E mentre l’Europa si attorciglia sul lessico, la Russia già chiude la linea diretta con gli Stati Uniti che serve a evitare «incidenti» sulla Siria tra aerei militari delle due potenze. A
dimostrazione che la prudenza e l’accortezza diplomatica nel cercare la parola giusta non sono che un alibi dietro cui celare l’inadeguatezza dell’Unione a reagire davanti a uno scenario di guerra nel cortile vicino casa. Delrio lo ha denunciato, «siamo solo spettatori», pur condividendo l’aggettivo usato dal governo, «giustificabile», sembrato ai ministri corretto e misurato.
In un gabinetto dove il solo Alfano non si era schierato per la Clinton, è parso che tutti fossero diventati trumpisti e che si fossero sostituiti ai populisti e ai sovranisti italiani — di cui si è discusso — rimasti spiazzati dalla mossa di Washington. A parte il fatto che importare modelli politici stranieri può essere redditizio ma alla lunga costringe a pagare un dazio, la presa di posizione dell’esecutivo è stata per un verso un riflesso condizionato del vecchio filo-americanismo, per un altro il convincimento che lo strike può produrre effetti positivi.

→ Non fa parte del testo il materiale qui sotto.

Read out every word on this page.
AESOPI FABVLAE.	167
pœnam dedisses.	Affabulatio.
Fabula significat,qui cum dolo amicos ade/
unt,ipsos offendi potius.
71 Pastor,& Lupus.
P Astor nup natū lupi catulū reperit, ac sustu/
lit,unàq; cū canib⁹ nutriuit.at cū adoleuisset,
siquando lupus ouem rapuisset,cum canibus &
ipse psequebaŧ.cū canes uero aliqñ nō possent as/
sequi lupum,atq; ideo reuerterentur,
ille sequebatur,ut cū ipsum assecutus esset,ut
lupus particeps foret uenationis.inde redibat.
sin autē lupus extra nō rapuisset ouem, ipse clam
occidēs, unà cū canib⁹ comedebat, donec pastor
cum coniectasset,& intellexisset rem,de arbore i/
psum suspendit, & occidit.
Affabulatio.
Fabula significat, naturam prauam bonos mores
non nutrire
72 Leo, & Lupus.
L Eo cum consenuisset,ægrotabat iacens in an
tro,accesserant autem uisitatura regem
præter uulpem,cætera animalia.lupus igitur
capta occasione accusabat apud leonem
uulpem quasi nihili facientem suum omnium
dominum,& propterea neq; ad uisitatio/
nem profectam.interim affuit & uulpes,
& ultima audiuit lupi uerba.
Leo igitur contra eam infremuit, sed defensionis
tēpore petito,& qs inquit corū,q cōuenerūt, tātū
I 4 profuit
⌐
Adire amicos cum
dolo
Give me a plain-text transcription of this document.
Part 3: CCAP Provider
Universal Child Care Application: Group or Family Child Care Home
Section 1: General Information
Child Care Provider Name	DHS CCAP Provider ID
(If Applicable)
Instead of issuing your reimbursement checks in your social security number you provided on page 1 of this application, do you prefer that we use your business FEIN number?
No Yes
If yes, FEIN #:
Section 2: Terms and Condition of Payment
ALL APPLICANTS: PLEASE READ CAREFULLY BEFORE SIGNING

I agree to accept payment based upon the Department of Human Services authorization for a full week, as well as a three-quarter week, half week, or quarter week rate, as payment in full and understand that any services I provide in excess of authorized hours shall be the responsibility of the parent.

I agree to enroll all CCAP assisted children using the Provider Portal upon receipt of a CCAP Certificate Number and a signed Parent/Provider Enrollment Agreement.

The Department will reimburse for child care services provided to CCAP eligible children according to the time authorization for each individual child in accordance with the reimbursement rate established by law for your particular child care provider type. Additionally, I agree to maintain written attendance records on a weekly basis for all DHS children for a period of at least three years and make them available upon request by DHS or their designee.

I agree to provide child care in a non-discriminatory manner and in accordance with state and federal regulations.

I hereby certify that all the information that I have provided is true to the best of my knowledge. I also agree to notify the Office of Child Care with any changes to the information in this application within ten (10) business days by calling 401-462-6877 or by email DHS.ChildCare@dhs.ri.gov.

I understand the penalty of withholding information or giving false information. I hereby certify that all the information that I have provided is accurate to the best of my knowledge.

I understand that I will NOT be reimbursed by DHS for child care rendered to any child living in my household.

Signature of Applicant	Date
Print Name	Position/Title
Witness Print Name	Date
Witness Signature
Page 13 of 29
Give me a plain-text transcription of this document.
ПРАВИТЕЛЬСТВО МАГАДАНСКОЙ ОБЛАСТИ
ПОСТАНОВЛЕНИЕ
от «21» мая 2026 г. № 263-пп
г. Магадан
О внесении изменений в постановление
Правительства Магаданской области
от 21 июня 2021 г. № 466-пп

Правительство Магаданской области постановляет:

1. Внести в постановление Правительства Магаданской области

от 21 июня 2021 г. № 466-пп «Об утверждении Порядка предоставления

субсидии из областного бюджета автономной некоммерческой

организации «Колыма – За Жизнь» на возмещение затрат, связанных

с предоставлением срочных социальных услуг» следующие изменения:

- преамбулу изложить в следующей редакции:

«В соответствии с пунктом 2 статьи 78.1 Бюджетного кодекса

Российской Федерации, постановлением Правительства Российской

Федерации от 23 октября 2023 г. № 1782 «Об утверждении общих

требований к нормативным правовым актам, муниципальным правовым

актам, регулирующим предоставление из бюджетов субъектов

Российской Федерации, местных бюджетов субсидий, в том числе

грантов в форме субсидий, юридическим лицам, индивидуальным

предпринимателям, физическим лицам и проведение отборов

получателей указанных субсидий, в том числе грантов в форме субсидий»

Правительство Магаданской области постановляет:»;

A detta di Gentiloni «può favorire una ripresa del processo di pace che stava colpevolmente languendo». «Tranquillizza la Turchia», secondo la titolare della Difesa, sebbene «la tensione con Mosca» — tutor del regime siriano — «sia molto alta». In ogni caso, a giudizio di Minniti, l’episodio chiarisce «l’autonomia della nuova Amministrazione» rispetto alla Russia, «cosa sulla quale molti dubitavano». E rivela che larga parte dell’opposizione italiana tifava per Trump ma era e resta collegata solo a Putin.
Poi è arrivato Delrio a dire che il re è nudo, che l’Europa è solo una spettatrice affacciata alla finestra. Eppure è coinvolta da questi eventi che rischiano di travolgerla. Ce n’è traccia nella discussione al Consiglio supremo di difesa, convocato da Mattarella alla vigilia dell’attacco americano: Libia e (appunto) Siria sono stati i due temi sensibili affrontati. E c’è un motivo se il presidente della Repubblica — a pochi giorni dalla visita di Stato a Mosca — aveva «apprezzato» l’atteggiamento russo, che sul massacro di Idlib stava prendendo le distanze dalla linea assunta da Assad: questo atteggiamento gli avrebbe reso meno problematico l’incontro con Putin. Ora invece dovrà cercare le parole per fornire un contributo al processo di distensione. Parole che l’Europa non trova.